Wednesday, January 24, 2007

contra-debito

boing boing gave debito another little fame boost. There are three kinds of people who know about debito. People outside of Japan who for some reason or another have researched Japan a little; people inside Japan who incessantly find fault with this place for not being American enough; and people in Japan who'd rather he disappeared.

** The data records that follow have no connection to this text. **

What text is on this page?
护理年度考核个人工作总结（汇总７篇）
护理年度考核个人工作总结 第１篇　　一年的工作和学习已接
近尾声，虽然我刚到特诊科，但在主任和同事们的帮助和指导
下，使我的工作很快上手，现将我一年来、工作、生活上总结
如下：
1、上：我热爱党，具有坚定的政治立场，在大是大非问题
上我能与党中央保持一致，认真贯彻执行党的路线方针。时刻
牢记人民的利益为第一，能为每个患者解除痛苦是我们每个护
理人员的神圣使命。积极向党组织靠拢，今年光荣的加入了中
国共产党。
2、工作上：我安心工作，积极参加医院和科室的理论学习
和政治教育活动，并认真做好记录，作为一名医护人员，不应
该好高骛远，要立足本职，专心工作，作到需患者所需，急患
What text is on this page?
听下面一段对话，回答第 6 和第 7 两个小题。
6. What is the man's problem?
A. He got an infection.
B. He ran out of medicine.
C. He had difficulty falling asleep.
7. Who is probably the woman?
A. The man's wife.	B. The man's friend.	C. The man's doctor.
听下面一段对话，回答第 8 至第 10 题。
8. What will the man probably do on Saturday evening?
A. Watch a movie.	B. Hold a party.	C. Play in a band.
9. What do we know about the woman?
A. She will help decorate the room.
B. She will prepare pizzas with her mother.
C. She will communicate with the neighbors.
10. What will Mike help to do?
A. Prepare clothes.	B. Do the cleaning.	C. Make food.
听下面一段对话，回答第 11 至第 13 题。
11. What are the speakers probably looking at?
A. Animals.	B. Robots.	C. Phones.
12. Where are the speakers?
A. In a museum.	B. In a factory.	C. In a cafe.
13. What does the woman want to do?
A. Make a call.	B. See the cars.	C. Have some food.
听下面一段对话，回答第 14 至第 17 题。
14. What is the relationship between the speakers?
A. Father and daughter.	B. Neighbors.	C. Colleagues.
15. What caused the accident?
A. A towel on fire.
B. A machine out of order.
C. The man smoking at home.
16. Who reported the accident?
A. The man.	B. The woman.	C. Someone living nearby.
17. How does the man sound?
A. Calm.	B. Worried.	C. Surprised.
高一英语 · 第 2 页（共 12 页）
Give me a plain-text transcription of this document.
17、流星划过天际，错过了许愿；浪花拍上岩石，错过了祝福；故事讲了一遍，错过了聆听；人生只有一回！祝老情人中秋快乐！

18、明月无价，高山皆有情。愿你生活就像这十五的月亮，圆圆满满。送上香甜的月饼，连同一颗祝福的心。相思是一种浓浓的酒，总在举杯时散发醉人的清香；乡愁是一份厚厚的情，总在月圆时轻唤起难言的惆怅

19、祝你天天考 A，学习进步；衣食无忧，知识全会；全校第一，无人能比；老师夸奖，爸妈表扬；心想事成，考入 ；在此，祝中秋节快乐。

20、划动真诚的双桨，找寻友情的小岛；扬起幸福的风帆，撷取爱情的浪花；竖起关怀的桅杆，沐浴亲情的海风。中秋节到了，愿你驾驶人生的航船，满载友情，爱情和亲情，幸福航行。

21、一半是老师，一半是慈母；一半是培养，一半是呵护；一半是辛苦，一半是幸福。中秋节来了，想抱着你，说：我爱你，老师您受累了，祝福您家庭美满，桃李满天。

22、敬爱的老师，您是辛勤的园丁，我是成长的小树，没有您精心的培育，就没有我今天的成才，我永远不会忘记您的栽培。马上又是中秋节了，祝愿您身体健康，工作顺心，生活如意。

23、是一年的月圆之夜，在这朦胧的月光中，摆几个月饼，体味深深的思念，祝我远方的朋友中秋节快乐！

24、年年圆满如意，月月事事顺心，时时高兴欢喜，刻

Fans of this blog will quickly deduce that I'd rather he disappeared. To wit, I've done a lot of thinking on my own about how to make Japan a better place. I'm no genius, but no matter how long a list I come up with, "bang on the doors of the brothels until they let US in" just doesn't figure. While debito does some worthwhile work, the high profile stuff is petty, and counter productive.
In his on going segment, he goes to hostess bars and badgers the owners about the idea of "Japanese only" because he has a Japanese Passport, nyah nyah. Think of how many people in his circumstance who are suffering the interminable pain of not being welcomed in certain establishments. White + well-situated + fluent-speaker + Japanese citizen + interested in going to hostess bars... there must be close to a dozen!
But does it do any good for the rest of the foreign population of Japan, who are predominantly east asian, usually aren't so well situated, aren't fluent speakers, are in much more tenuous positions as regards their visa, and don't have the money, or self-obsession that it takes to have fun at a hostess club?
If you presume that these places have had or heard tell of bad experiences with foreign customers (since they're mostly in US military towns, or ports that see a lot of russian sailors, that's not hard to believe), you can understand their situation, even if you don't sympathize. They have hundreds of Japanese customers, and they all know the rules, and play by them, or break them within understood boundaries. One fluent, but pushy guy comes along and gives a sermon and some legal threats and forces his way into the club, and badgers the owner into taking the sign down. Now everything is hunkydory for the next brash russian sailor who doesn't know the rules, right?

If debito wins his war, what will Japan look like? I can't believe he expects to see all of god's children holding hands and singing kum ba yah. Either:
a. nothing changes, and Japan stays the best place ever.
b. the signs come down, and shopkeepers secretly dread the day that a gaijin comes to their shop, knowing that they're potentially at risk of a wrecked club or a lawsuit.
c. (this one is pure hysteria) the signs come down, and along with them, the reasonable assumption that your customers understand how your traditional business
works. clubs of all kinds march in lockstep down the path of strict legalese, and all the ambiguity that makes life fun is replaces with signed waivers at the entrance.

Monday, January 22, 2007

that was me

it turns out that was also what I look like when a nasty virus is building stem inside me, preparing to leave me bedridden for 2 days.

Sunday, January 21, 2007

this is me

this is what I look like when I've just finished reading the longest book I've ever read. It's what I look like when that book was in Japanese, and was by turns convoluted, boring and depressing. It's what I look like when I am thinking about my initials being intentionally selected as NAM to match the first syllable of nam myoho renge kyou, and about how Japan was related to my father's dreams in 1979 and how it's related to my dreams today.

It's how I look when I know the first and hardest chapter of my time in Tokyo is over, and when I'm starting to feel proud of myself.

Saturday, January 13, 2007

3 possibilities

about this sentence:

例えばデータを機器間で移動するには、CPUや画像処理チップの高い処理能力が前提になる。
"For example, to transfer data between computers, a powerful CPU and graphics chip are a must."

either,
1: my japanese and my dictionary are misleading me
or
2: my understanding of computer networking is fundamentally flawed
or
3: yomiuri's computer people really don't know shit.